The peak load shaving LNG-fired power plants are estimated to increase generation load by as high as 10-20% in the short term, according to a Japanese energy researcher.

Japan was now negotiating with LNG suppliers on purchasing more LNG from Asia-Pacific and the Middle East, as C1 reported earlier.

TEPCO has so far shut about 37% capacity of oil-fired power plants, the company's data also indicated. With the shutdown capacity restarted, TEPCO's oil-fired power plants would consume 0.5-1-mil mt per month (equivalent to 100-200kbd) of fuel oil or crude, C1 estimated.

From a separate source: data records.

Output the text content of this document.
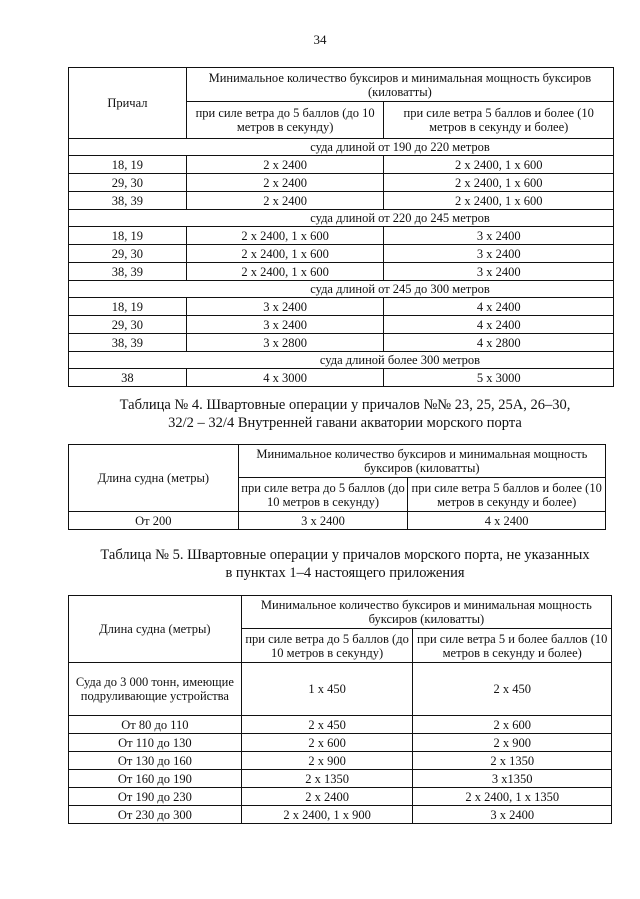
34
Причал	Минимальное количество буксиров и минимальная мощность буксиров (киловатты)	
	при силе ветра до 5 баллов (до 10 метров в секунду)	при силе ветра 5 баллов и более (10 метров в секунду и более)
суда длиной от 190 до 220 метров		
18, 19	2 х 2400	2 х 2400, 1 х 600
29, 30	2 х 2400	2 х 2400, 1 х 600
38, 39	2 х 2400	2 х 2400, 1 х 600
суда длиной от 220 до 245 метров		
18, 19	2 х 2400, 1 х 600	3 х 2400
29, 30	2 х 2400, 1 х 600	3 х 2400
38, 39	2 х 2400, 1 х 600	3 х 2400
суда длиной от 245 до 300 метров		
18, 19	3 х 2400	4 х 2400
29, 30	3 х 2400	4 х 2400
38, 39	3 х 2800	4 х 2800
суда длиной более 300 метров		
38	4 х 3000	5 х 3000
Таблица № 4. Швартовные операции у причалов №№ 23, 25, 25А, 26–30,
32/2 – 32/4 Внутренней гавани акватории морского порта
Длина судна (метры)	Минимальное количество буксиров и минимальная мощность буксиров (киловатты)	
	при силе ветра до 5 баллов (до 10 метров в секунду)	при силе ветра 5 баллов и более (10 метров в секунду и более)
От 200	3 х 2400	4 х 2400
Таблица № 5. Швартовные операции у причалов морского порта, не указанных
в пунктах 1–4 настоящего приложения
Длина судна (метры)	Минимальное количество буксиров и минимальная мощность буксиров (киловатты)	
	при силе ветра до 5 баллов (до 10 метров в секунду)	при силе ветра 5 и более баллов (10 метров в секунду и более)
Суда до 3 000 тонн, имеющие подруливающие устройства	1 х 450	2 х 450
От 80 до 110	2 х 450	2 х 600
От 110 до 130	2 х 600	2 х 900
От 130 до 160	2 х 900	2 х 1350
От 160 до 190	2 х 1350	3 х1350
От 190 до 230	2 х 2400	2 х 2400, 1 х 1350
От 230 до 300	2 х 2400, 1 х 900	3 х 2400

TEPCO shut about 72% of nuclear power capacity after quake. In general, the company had about 30% of generating capacity closed.

Because of quake, power demand from the areas depending on power from TEPCO plunged around 30% to 30,000-35,000MW, with supply gap reaching bout 1,000MW.
TEPCO has a combined 64,450MW of generating capacity, of which LNG-fired, nuclear and oil-fired units take up 35%, 27% and 22%, respectively. The capacity of pumped storage power stations and coal-fired power plants accounts for 14% and 2%, respectively.